Carrie Riccobono, a clinical nurse specialist who is vice president of the Wisconsin Breast Cancer Coalition, said it would be easier to study cancer hot spots today, like the one found in the North Shore so many years ago, if statewide data collection was better. The Wisconsin Cancer Reporting System, which is operated by the state Department of Health Services, needs more funding, Riccobono said.
Incomplete and late data is causing significant problems for local, regional and statewide health systems, public health departments and cancer researchers in Wisconsin, according to the Coalition. It reports in a position paper that standards for timely reporting are not met on a consistent basis; therefore, planning and addressing cancer is compromised.
Additional funding for the Wisconsin Cancer Reporting System “is an objective in the current Comprehensive Cancer Control Plan, and indeed, more funds would advance our registry objectives,” said Jennifer Miller, spokeswoman for the Wisconsin Department of Health Services in an email. “However, it is an exaggeration to characterize widely available WCRS data as incomplete and the cause for significant problems for health systems and health departments. Our standard cancer surveillance data are of high quality and are freely available for needs of cancer programs in Wisconsin.”

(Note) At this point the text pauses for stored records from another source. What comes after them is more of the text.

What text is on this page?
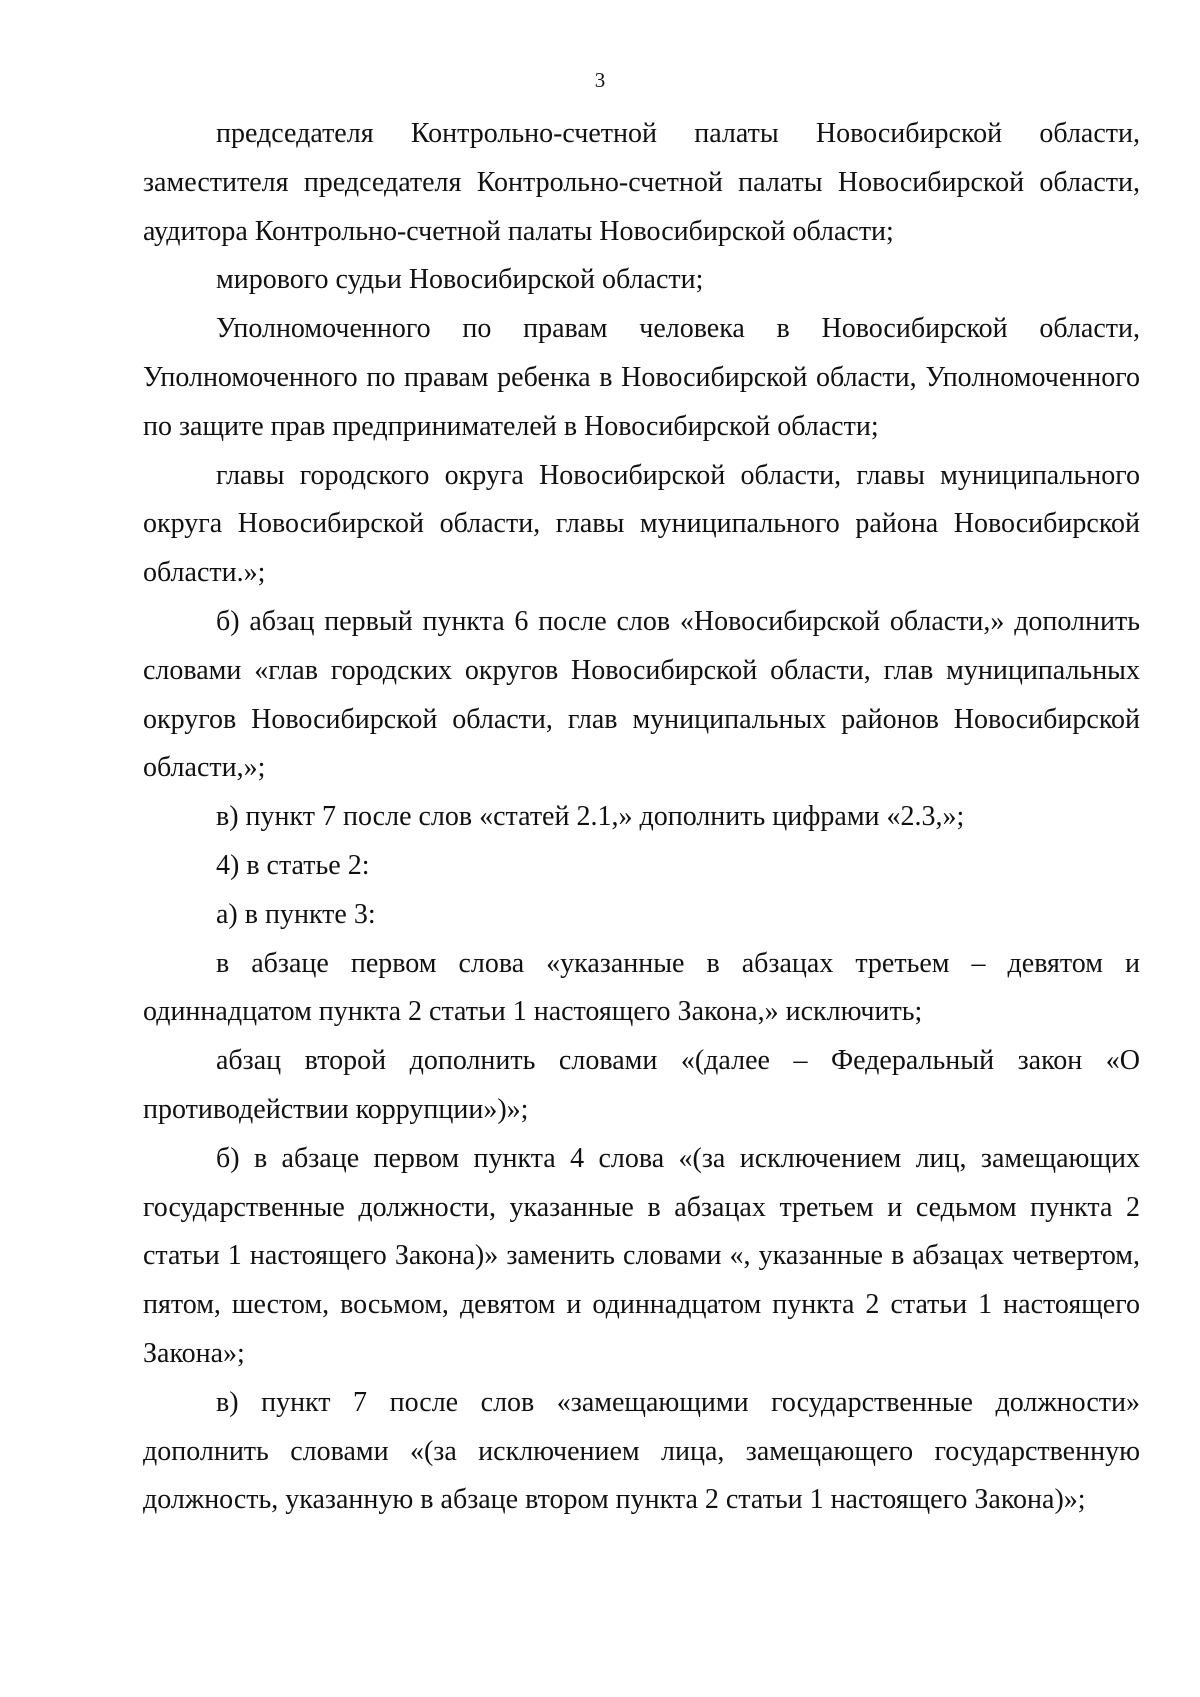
3

председателя Контрольно-счетной палаты Новосибирской области, заместителя председателя Контрольно-счетной палаты Новосибирской области, аудитора Контрольно-счетной палаты Новосибирской области;

мирового судьи Новосибирской области;

Уполномоченного по правам человека в Новосибирской области, Уполномоченного по правам ребенка в Новосибирской области, Уполномоченного по защите прав предпринимателей в Новосибирской области;

главы городского округа Новосибирской области, главы муниципального округа Новосибирской области, главы муниципального района Новосибирской области.»;

б) абзац первый пункта 6 после слов «Новосибирской области,» дополнить словами «глав городских округов Новосибирской области, глав муниципальных округов Новосибирской области, глав муниципальных районов Новосибирской области,»;

в) пункт 7 после слов «статей 2.1,» дополнить цифрами «2.3,»;

4) в статье 2:

а) в пункте 3:

в абзаце первом слова «указанные в абзацах третьем – девятом и одиннадцатом пункта 2 статьи 1 настоящего Закона,» исключить;

абзац второй дополнить словами «(далее – Федеральный закон «О противодействии коррупции»)»;

б) в абзаце первом пункта 4 слова «(за исключением лиц, замещающих государственные должности, указанные в абзацах третьем и седьмом пункта 2 статьи 1 настоящего Закона)» заменить словами «, указанные в абзацах четвертом, пятом, шестом, восьмом, девятом и одиннадцатом пункта 2 статьи 1 настоящего Закона»;

в) пункт 7 после слов «замещающими государственные должности» дополнить словами «(за исключением лица, замещающего государственную должность, указанную в абзаце втором пункта 2 статьи 1 настоящего Закона)»;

She also noted that the WCRS is nationally recognized by the Centers for Disease Control and Prevention in Atlanta as a registry of excellence.
Miller acknowledged that the Wisconsin Cancer Reporting System “did provide the Zip code level data and information on data limitations” for the old North Shore breast cancer study, but said that “the analysis was done by a former employee, Dr. Pat Remington, and other (state) analysts, not by any current WCRS staff, so we cannot comment on the findings.”